The Birds is a hoot
from the past
Dramatis Personae presents an ancient yet timely Greek comedy
By Byron Toben
Two thousand four hundred and thirty one years ago, Aristophanes wrote (presumably with a bird quill) the riotous comedy, The Birds. Last weekend, it was brought to life again by Westmount’s community theatre, Dramatis Personae, in a translation by Peter Meineck.
… Aristophanes was a funny guy. I have long felt he was the literary ancestor of Shaw or Wilde…
Aristophanes was one of the four greatest ancient Greek playwrights. Unlike the other three – Aeschylus, Euripides and Sophocles – who ranted and cried about the inevitable injustice of the Gods, Aristophanes was a funny guy. I have long felt he was the literary ancestor of Shaw or Wilde so I was pleased to see that Meineck has added such current political satirists as Doonesbury and Monty Python to the list.
Here, nine talented but non-professional actors undertook 23 roles, not even counting the recurring chorus. Two Athenians, Makenmeda (Clive Brewer) and Goodhope (Jenny Chopra), fed up with life in crowded, bureaucratic and Hippocratic Athens, wander to the distant mountains to join the free flying birds among the clouds.

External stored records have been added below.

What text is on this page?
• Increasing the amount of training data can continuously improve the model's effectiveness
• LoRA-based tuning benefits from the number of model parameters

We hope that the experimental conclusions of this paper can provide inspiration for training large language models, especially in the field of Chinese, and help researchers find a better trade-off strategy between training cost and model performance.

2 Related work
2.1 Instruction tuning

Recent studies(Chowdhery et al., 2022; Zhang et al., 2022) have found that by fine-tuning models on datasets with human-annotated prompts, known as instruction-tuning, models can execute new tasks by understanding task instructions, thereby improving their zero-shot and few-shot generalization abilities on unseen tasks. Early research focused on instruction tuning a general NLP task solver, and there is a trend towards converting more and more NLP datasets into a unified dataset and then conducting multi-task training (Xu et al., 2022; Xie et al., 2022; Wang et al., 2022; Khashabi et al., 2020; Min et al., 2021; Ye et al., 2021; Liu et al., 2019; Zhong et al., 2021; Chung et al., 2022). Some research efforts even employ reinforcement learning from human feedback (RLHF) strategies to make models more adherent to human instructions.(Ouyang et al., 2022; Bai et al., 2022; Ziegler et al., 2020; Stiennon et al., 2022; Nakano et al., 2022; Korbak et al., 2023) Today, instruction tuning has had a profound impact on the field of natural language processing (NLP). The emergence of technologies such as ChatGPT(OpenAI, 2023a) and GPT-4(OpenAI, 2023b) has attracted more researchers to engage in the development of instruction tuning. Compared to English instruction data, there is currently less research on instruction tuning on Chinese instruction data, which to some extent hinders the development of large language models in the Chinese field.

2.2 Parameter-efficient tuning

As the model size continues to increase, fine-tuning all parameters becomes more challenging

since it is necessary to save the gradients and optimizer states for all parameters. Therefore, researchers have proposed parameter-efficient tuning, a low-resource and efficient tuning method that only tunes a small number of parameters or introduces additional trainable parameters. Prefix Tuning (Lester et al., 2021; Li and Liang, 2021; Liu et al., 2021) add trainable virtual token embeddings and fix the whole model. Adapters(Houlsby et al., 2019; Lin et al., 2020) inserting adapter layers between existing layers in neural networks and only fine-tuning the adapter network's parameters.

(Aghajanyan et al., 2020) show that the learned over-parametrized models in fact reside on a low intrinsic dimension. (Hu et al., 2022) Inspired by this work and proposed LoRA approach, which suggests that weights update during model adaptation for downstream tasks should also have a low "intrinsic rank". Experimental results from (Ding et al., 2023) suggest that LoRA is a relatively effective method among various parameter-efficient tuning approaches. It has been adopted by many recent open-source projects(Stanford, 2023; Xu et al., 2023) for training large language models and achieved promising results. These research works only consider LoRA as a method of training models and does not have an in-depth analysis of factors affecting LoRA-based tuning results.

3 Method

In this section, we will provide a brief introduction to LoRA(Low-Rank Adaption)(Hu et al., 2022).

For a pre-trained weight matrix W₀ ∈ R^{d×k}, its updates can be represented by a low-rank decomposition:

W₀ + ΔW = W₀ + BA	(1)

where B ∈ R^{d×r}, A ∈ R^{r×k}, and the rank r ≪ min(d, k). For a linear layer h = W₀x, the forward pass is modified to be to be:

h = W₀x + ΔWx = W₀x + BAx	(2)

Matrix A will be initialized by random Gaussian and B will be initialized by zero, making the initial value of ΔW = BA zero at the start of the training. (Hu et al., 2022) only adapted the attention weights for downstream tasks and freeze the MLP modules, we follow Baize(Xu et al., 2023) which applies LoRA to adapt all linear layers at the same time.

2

The leader of the birds is Hoopoe (Bill Gilsdorf) who helps the initially suspicious bird public to allow the two humans to join them. Part of the successful pitch is to establish a Cloud Cuckoo Land between Earth and Heaven so ascending souls would have to pay tribute to get to the higher plane.
Practical construction problems intervene, creating multiple roles for the troupe’s regulars:
Ellen Rubin plays a prophet and two Goddesses;
Ann Elbourne, a priest and a poet;
Fanny Dvorkin, a mathematician and Heracles;
Malcolm McRae, an inspector and Poseidon;
Karen Sauder, a lawyer;
and Carly Terreault as a foreign god named Jerkoffalot.
‘… nine talented but non-professional actors undertook 23 roles, not even counting the recurring chorus.’
Aristophanes is quite risqué… witness the giant penises in Lysistrata and the play on words of his bird’s ‘peckers’, here watered down in director Chris Moore’s well paced family production.
Anyway, “All ends well” as in Shakespeare a millennia later, with a wedding between Makemedo (now finally a ‘birdman’ long before the Oscar winner) and a Divine Princess.
Lots of clever bird masks and hand puppets were used, but none were abused in staging this show.
The Birds ended its normal 4-show run on May 29.